C’est une idée presque triviale… et pourtant redoutablement efficace : utiliser les plaques d’immatriculation comme capteurs involontaires de biodiversité. Le principe est simple. Quand une voiture roule, elle percute une multitude d’insectes en suspension dans l’air. Les impacts laissent des traces visibles sur la carrosserie, notamment à l’avant du véhicule. Moins il y a d’insectes, moins il y a d’impacts. En comparant ces traces dans le temps, on obtient un indicateur indirect de leur abondance.
C’est précisément ce que met en avant le Muséum national d'histoire naturelle. Dans une communication diffusée en avril, ses chercheurs expliquent que ces “traces de collision” peuvent servir de proxy scientifique, c’est-à-dire d’indicateur approximatif mais pertinent pour suivre l’évolution des populations d’insectes. L’idée s’inscrit dans une tendance plus large : utiliser des données du quotidien — ici, des voitures en circulation — pour documenter des phénomènes environnementaux à grande échelle.
Pourquoi cette méthode est-elle intéressante ? D’abord parce qu’elle est simple et peu coûteuse. Contrairement aux protocoles classiques (pièges, filets, relevés de terrain), elle ne nécessite pas d’équipement sophistiqué. Ensuite, elle permet de collecter des données sur de vastes territoires, puisque les voitures circulent partout. Enfin, elle peut mobiliser le grand public : chacun peut, en théorie, photographier sa plaque avant et contribuer à une base de données.
Cette approche rejoint des observations empiriques déjà bien connues. Beaucoup de conducteurs ont remarqué qu’il y a quelques décennies, les pare-brise se couvraient rapidement d’insectes après un trajet. Aujourd’hui, ce phénomène est beaucoup plus rare.

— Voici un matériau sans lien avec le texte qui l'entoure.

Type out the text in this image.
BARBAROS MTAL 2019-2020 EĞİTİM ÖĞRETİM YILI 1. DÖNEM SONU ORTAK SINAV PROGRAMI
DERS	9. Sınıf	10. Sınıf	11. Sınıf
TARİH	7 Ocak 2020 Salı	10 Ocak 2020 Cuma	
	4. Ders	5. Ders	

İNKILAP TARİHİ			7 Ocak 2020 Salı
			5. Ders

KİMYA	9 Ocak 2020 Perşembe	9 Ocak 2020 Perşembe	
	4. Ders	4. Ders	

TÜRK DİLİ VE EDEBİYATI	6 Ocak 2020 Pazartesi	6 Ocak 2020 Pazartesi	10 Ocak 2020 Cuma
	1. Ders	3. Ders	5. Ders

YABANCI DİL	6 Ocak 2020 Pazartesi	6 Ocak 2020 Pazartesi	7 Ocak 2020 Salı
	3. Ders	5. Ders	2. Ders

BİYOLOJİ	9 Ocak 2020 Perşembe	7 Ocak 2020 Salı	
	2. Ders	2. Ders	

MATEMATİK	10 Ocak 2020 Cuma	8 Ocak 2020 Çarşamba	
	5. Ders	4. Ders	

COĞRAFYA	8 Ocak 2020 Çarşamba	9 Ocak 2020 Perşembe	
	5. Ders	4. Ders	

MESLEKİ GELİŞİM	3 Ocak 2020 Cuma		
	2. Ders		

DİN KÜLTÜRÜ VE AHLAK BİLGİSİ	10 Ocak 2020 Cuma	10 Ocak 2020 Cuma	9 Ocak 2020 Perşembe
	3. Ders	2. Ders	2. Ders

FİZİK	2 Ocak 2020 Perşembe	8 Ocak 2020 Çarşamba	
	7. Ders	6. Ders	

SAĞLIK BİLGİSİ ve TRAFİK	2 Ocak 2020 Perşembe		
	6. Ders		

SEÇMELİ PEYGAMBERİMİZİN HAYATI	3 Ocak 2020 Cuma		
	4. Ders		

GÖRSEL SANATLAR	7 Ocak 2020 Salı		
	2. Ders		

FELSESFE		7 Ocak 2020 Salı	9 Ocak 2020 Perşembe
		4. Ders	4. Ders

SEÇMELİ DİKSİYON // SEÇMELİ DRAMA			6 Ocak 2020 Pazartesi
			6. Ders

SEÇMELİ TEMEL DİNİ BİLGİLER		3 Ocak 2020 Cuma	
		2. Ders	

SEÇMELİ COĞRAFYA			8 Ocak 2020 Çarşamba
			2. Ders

Ce ressenti, longtemps anecdotique, est désormais corroboré par des études scientifiques. Par exemple, des travaux menés en Europe ont montré des baisses spectaculaires de biomasse d’insectes volants, parfois supérieures à 70 % en quelques décennies.

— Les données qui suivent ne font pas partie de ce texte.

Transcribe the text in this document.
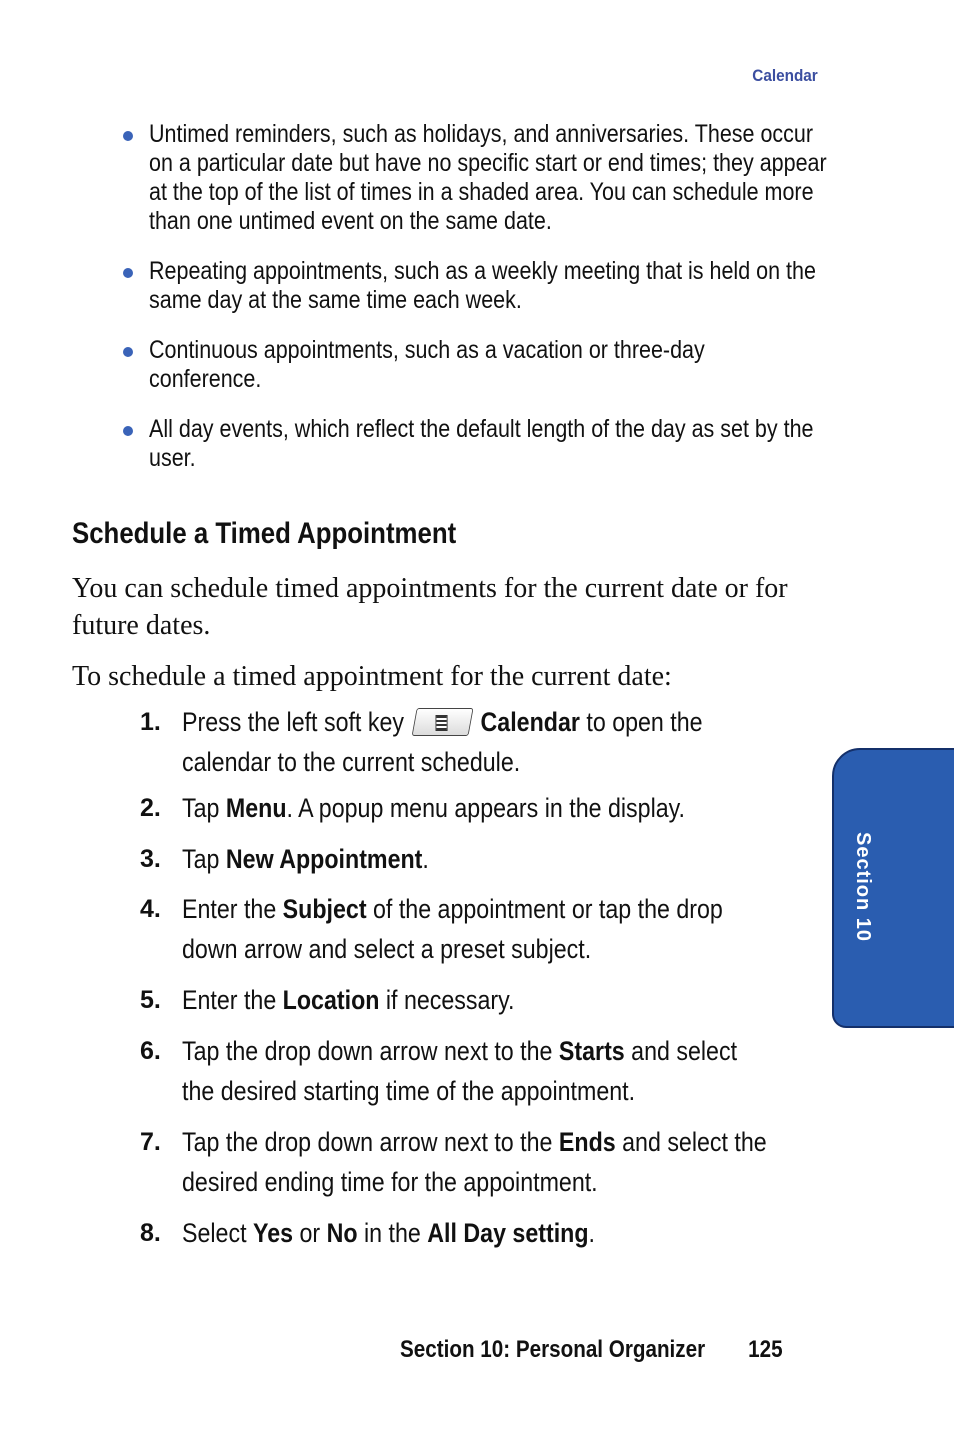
Calendar
Untimed reminders, such as holidays, and anniversaries. These occur on a particular date but have no specific start or end times; they appear at the top of the list of times in a shaded area. You can schedule more than one untimed event on the same date.
Repeating appointments, such as a weekly meeting that is held on the same day at the same time each week.
Continuous appointments, such as a vacation or three-day conference.
All day events, which reflect the default length of the day as set by the user.
Schedule a Timed Appointment

You can schedule timed appointments for the current date or for future dates.

To schedule a timed appointment for the current date:

1. Press the left soft key	Calendar to open the
calendar to the current schedule.
2. Tap Menu. A popup menu appears in the display.
3. Tap New Appointment.
4. Enter the Subject of the appointment or tap the drop
down arrow and select a preset subject.
5. Enter the Location if necessary.
6. Tap the drop down arrow next to the Starts and select
the desired starting time of the appointment.
7. Tap the drop down arrow next to the Ends and select the
desired ending time for the appointment.
8. Select Yes or No in the All Day setting.
Section 10
Section 10: Personal Organizer 125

Bien sûr, la méthode a ses limites. Les résultats peuvent être influencés par la vitesse du véhicule, les conditions météo, le type de route ou encore la saison. C’est pourquoi les chercheurs ne se contentent pas d’observations isolées : ils standardisent les conditions de collecte et croisent ces données avec d’autres indicateurs.
Mais malgré ces précautions, le signal est clair. Les plaques d’immatriculation, objets banals du quotidien, deviennent ainsi des témoins silencieux d’un phénomène majeur : le déclin massif des insectes. Et ce déclin n’est pas anodin. Les insectes jouent un rôle crucial dans les écosystèmes, notamment pour la pollinisation, la décomposition des matières organiques et la chaîne alimentaire.
En somme, regarder sa voiture après un trajet pourrait bien devenir un geste scientifique — et un rappel concret de l’érosion du vivant qui se déroule sous nos yeux.